Thesaurus (information retrieval)
In the context of information retrieval, a thesaurus is a form of controlled vocabulary that seeks to dictate semantic manifestations of metadata in the indexing of content objects. A thesaurus serves to minimise semantic ambiguity by ensuring uniformity and consistency in the storage and retrieval of the manifestations of content objects. ANSI/NISO Z39.19-2005 defines a content object as "any item that is to be described for inclusion in an information retrieval system, website, or other source of information". The thesaurus aids the assignment of preferred terms to convey semantic metadata associated with the content object.
A thesaurus serves to guide both an indexer and a searcher in selecting the same preferred term or combination of preferred terms to represent a given subject. ISO 25964, the international standard for information retrieval thesauri, defines a thesaurus as a “controlled and structured vocabulary in which concepts are represented by terms, organized so that relationships between concepts are made explicit, and preferred terms are accompanied by lead-in entries for synonyms or quasi-synonyms.”

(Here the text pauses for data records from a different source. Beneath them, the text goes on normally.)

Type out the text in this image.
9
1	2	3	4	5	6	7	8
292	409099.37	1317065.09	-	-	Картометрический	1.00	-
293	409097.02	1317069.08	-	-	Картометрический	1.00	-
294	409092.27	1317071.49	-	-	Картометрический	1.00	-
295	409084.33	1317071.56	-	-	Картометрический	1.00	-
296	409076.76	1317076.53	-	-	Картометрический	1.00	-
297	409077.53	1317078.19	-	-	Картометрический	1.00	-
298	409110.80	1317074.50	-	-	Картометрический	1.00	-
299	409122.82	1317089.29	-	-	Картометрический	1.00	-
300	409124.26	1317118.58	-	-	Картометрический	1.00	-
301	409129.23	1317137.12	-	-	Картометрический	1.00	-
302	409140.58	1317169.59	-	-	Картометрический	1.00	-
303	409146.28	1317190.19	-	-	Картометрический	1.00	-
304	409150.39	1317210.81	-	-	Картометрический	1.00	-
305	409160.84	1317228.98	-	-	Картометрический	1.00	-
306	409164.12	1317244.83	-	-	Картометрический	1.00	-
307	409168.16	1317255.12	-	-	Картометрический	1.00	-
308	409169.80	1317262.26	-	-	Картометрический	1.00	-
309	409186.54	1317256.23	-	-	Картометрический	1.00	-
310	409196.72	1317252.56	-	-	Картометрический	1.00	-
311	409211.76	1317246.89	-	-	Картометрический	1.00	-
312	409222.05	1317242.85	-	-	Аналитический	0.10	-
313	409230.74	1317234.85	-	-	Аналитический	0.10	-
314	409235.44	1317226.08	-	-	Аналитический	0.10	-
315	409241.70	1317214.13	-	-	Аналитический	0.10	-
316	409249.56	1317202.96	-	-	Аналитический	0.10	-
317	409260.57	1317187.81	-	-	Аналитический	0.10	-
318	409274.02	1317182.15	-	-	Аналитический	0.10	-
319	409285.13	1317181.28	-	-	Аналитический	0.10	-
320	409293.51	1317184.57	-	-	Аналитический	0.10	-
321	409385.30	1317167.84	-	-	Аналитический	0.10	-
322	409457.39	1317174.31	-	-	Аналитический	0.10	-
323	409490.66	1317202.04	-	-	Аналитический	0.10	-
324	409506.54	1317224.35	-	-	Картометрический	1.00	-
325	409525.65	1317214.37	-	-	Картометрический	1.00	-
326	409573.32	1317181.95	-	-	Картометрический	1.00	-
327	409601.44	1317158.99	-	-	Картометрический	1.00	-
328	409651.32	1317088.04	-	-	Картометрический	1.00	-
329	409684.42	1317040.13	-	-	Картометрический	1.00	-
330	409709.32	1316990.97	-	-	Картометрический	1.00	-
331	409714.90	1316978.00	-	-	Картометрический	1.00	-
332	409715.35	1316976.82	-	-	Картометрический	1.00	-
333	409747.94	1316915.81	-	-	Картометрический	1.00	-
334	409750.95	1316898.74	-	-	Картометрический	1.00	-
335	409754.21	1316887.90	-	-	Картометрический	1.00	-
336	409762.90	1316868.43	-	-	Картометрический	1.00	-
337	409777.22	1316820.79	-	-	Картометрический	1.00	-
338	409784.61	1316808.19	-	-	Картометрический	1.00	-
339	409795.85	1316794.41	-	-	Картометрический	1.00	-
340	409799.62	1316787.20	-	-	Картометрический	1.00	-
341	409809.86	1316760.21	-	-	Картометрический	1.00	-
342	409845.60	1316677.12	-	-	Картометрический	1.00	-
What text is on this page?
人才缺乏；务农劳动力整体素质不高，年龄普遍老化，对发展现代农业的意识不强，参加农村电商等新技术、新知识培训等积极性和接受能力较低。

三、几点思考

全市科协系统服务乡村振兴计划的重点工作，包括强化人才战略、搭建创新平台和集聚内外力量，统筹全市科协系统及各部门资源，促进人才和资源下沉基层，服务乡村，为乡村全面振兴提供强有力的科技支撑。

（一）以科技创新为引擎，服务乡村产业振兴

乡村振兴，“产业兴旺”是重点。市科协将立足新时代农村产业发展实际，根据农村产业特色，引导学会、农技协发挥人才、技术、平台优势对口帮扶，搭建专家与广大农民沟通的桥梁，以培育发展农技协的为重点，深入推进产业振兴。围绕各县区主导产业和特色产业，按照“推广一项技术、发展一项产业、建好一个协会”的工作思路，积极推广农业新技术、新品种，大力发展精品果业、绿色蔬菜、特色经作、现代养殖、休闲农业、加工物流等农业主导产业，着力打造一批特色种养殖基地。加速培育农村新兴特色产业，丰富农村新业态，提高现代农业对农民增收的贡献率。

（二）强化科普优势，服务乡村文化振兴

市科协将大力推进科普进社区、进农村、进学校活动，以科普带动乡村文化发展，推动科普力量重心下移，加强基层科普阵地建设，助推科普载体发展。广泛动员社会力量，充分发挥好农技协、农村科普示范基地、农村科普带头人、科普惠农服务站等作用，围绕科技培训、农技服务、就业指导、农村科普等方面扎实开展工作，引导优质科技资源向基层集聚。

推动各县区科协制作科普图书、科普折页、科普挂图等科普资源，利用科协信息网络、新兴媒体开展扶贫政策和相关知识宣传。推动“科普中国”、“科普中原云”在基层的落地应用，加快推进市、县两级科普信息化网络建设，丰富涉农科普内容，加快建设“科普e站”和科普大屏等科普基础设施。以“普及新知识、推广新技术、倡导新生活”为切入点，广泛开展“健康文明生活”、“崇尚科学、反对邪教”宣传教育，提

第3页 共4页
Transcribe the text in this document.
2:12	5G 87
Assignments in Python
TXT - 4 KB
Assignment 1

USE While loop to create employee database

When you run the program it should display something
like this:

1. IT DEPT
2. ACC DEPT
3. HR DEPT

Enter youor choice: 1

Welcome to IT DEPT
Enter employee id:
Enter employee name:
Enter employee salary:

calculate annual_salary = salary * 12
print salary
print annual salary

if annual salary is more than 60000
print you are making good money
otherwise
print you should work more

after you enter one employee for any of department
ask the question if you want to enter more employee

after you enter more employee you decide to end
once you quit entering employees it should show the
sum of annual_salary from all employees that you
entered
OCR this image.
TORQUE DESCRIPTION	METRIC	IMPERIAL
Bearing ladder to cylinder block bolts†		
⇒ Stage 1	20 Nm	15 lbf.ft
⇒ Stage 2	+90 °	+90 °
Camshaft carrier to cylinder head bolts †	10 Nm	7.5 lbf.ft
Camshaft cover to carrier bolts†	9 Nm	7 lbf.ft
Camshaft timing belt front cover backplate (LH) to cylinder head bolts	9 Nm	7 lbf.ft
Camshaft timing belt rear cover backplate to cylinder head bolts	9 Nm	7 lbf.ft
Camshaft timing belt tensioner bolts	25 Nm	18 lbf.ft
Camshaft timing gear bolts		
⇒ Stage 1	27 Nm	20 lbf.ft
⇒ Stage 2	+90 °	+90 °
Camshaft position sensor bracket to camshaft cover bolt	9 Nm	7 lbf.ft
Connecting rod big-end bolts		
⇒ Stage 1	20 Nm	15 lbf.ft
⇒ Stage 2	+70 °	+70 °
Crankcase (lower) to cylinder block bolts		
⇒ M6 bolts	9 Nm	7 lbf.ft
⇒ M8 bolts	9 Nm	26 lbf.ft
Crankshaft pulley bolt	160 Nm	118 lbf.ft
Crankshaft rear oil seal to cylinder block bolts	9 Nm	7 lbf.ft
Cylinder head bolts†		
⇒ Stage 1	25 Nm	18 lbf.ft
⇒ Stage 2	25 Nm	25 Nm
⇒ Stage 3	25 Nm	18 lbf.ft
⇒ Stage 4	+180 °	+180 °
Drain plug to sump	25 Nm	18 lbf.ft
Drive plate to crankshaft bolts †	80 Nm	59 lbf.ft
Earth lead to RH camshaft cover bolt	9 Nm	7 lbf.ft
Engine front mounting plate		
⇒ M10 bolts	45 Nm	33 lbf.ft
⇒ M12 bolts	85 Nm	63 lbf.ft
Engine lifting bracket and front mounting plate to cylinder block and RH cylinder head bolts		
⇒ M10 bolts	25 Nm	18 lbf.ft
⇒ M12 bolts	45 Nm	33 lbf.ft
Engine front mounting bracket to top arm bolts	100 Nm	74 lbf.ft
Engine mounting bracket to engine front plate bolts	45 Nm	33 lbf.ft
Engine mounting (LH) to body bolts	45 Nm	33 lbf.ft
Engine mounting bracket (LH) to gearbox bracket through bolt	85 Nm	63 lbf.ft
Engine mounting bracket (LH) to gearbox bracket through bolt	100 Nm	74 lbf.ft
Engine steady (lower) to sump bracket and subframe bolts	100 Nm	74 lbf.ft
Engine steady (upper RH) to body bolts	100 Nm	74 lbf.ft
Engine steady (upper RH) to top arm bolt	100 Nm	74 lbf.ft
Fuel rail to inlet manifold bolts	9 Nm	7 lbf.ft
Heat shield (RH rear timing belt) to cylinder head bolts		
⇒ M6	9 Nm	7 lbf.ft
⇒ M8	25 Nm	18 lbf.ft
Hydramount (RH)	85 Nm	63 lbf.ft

A thesaurus is composed by at least three elements: 1-a list of words, 2-the relationship amongst the words, indicated by their hierarchical relative position, 3-a set of rules on how to use the thesaurus.
History
Wherever there have been large collections of information, whether on paper or in computers, scholars have faced a challenge in pinpointing the items they seek. The use of classification schemes to arrange the documents in order was only a partial solution. Another approach was to index the contents of the documents using words or terms, rather than classification codes. In the 1940s and 1950s some pioneers, such as Calvin Mooers, Charles L. Bernier, and Hans Peter Luhn, collected up their index terms in various kinds of list that they called a “thesaurus”. The first such list put seriously to use in information retrieval was the thesaurus developed in 1959 at the E I Dupont de Nemours Company.The first two of these lists to be published were the Thesaurus of ASTIA Descriptors and the Chemical Engineering Thesaurus of the American Institute of Chemical Engineers, a descendant of the Dupont thesaurus. More followed, culminating in the influential Thesaurus of Engineering and Scientific Terms published jointly by the Engineers Joint Council and the US Department of Defense in 1967. TEST did more than just serve as an example; its Appendix 1 presented Thesaurus rules and conventions that have guided thesaurus construction ever since.
Hundreds of thesauri have been produced since then, perhaps thousands. The most notable innovations since TEST have been:
Extension from monolingual to multilingual capability; and
Addition of a conceptually organized display to the basic alphabetical presentation.
Here we mention only some of the national and international standards that have built steadily on the basic rules set out in TEST:
- UNESCO Guidelines for the establishment and development of monolingual thesauri. 1970
- DIN 1463 Guidelines for the establishment and development of monolingual thesauri. 1972
- ISO 2788 Guidelines for the establishment and development of monolingual thesauri. 1974
- ANSI American National Standard for Thesaurus Structure, Construction, and Use. 1974
- ISO 5964 Guidelines for the establishment and development of multilingual thesauri. 1985
- ANSI/NISO Z39.19 Guidelines for the construction, format, and management of monolingual thesauri. 1993
- ISO 25964 Thesauri and interoperability with other vocabularies. Part 1 published 2011; Part 2 published 2013.
Purpose
In information retrieval, a thesaurus can be used as a form of controlled vocabulary to aid in the indexing of appropriate metadata for information bearing entities. A thesaurus helps with expressing the manifestations of a concept in a prescribed way, to aid in improving precision and recall. This means that the semantic conceptual expressions of information bearing entities are easier to locate due to uniformity of language. Additionally, a thesaurus is used for maintaining a hierarchical listing of terms, usually single words or bound phrases, that aid the indexer in narrowing the terms and limiting semantic ambiguity.The Art & Architecture Thesaurus, for example, is used by countless museums around the world to catalogue their collections. AGROVOC, the thesaurus of the UN's Food and Agriculture Organization, is used to index and/or search its AGRIS database of worldwide literature on agricultural research.